Menurut Ketua Takmir Masjid Keraton Kasunanan Surakarta, KH Muhammad Muchtarom adanya masjid agung makin mempererat hubungan Kesultanan Utsmaniyah dengan keraton Surakarta khususnya kaum Muslimin saat itu. Utsmaniyah kerap mengirimkan utusan-utusannya baik untuk menjalin hubungan ekonomi maupun dengan mengirimkan para cendekiawan muslim untuk mensyiarkan Islam. Pada masa Pakubuwana III, kesultanan Utsmaniyah dipimpin Sultan Mahmud I (1730-1754), Sultan Osman III (1754-1757), Sultan Mustafa III (1757-1774), dan Sultan Abdul Hamid I (1774-1789).
Menurut Kiai Muchtarom, pada masa ini Kesultanan Utsmaniyah mengirim ulama-ulama dari tanah Hijaz yang menjadi kekuasaannya ke Surakarta. Termasuk para qadi atau hakim. Melalui utusan-utusan Utsmaniyah itu, Keraton Kasunanan Surakarta perlahan-lahan membangun sistem perundang-undangan Islam. Pada kepemimpinan Sri Susuhunan Pakubuwana IV atau Raden Mas Subadya, keraton Surakarta mulai menetapkan hukum syariat Islam menjadi undang-undang negara.
Hubungan itu semakin kuat ketika masa kekuasaan Pakubuwana X atau Raden Mas Sayyidin Malikil Kusna (1893-1939). Menurut Muchtarom pada masa ini banyak literatur-literatur Islam yang dibawa utusan-utusan Utsmaniyah ke Surakarta dan diajarkan kepada masyarakat. Pada masa ini pula, penerapan hukum Islam sudah menyeluruh pada berbagai masalah. Muchtarom mengayakan kala itu Masjid Agung Keraton Surakarta mempunyai Pengadilan Serambi, tempat dimana pemutusan semua masalah-masalah sesuai hukum Islam.
"Ketika PB X memimpin justru dia makin memperkuat penerapan hukum Islam itu dengan pengadilan serambi. Termasuk didalamnya memutus persoalan pernikahan, mawaris, dan lainnya. Rujukan-rujukan kitabnya langsung dibawa para utusan termasuk dari Makkah," kata Kiai Muchtarom saat dihubungi Republika.co.id, Jumat (21/8).

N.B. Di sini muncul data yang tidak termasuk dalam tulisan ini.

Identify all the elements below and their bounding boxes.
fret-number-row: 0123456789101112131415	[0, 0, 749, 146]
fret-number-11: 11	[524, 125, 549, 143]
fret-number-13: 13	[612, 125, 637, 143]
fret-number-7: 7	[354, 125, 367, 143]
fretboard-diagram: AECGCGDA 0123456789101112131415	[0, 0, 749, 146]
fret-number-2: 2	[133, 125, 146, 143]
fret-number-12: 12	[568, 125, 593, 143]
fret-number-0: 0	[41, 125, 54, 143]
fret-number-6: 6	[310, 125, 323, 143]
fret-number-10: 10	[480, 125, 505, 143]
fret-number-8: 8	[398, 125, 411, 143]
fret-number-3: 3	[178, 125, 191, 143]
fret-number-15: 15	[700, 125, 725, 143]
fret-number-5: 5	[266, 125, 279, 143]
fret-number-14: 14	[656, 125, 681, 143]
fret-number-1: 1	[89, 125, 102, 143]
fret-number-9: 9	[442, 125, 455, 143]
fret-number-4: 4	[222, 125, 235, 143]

Hubungan ini terus terjalin baik dari Sultan Abdul Hamid II (1876-1909), Sultan Mahmed V (1909-1918), Sultan Mahmed VI (1918-1922) dan Sultan Abdul Majid II (1922-1924). Bahkan pada masa ini semakin banyak pribumi yang belajar ke wilayah-wilayah di bawah kekuasaan Utsmaniyah di Timur Tengah.
Syekh Ahmad Akhwan adalah salah satu ulama timur tengah yang mensyiarkan Islam di Masjid Agung Keraton Surakarta. Bahkan ia wafat dan dimakamkan di komplek Masjid Agung Keraton Surakarta. Namun demikian perlahan-lahan hubungan keraton Surakarta dan kesultanan Utsmaniyah mulai memudar seiring mendekati kemerdekaan. Terlebih setelah keraton memutuskan bergabung dengan negara kesatuan Republik Indonesia.
"Gapura Masjid Agung itu diganti PB sepuluh dengan desain gapura Turki Utsmani. Dan ini menunjukan betapa eratnya hubunga dengan Utsmaniyah. Bahkan beberapa tahun lalu para mahasiswa dari Turki pun terkagum-kagum karena tampak jelas arsitektur Utsmaniyah ada di Masjid Agung Keraton,"ujar dia.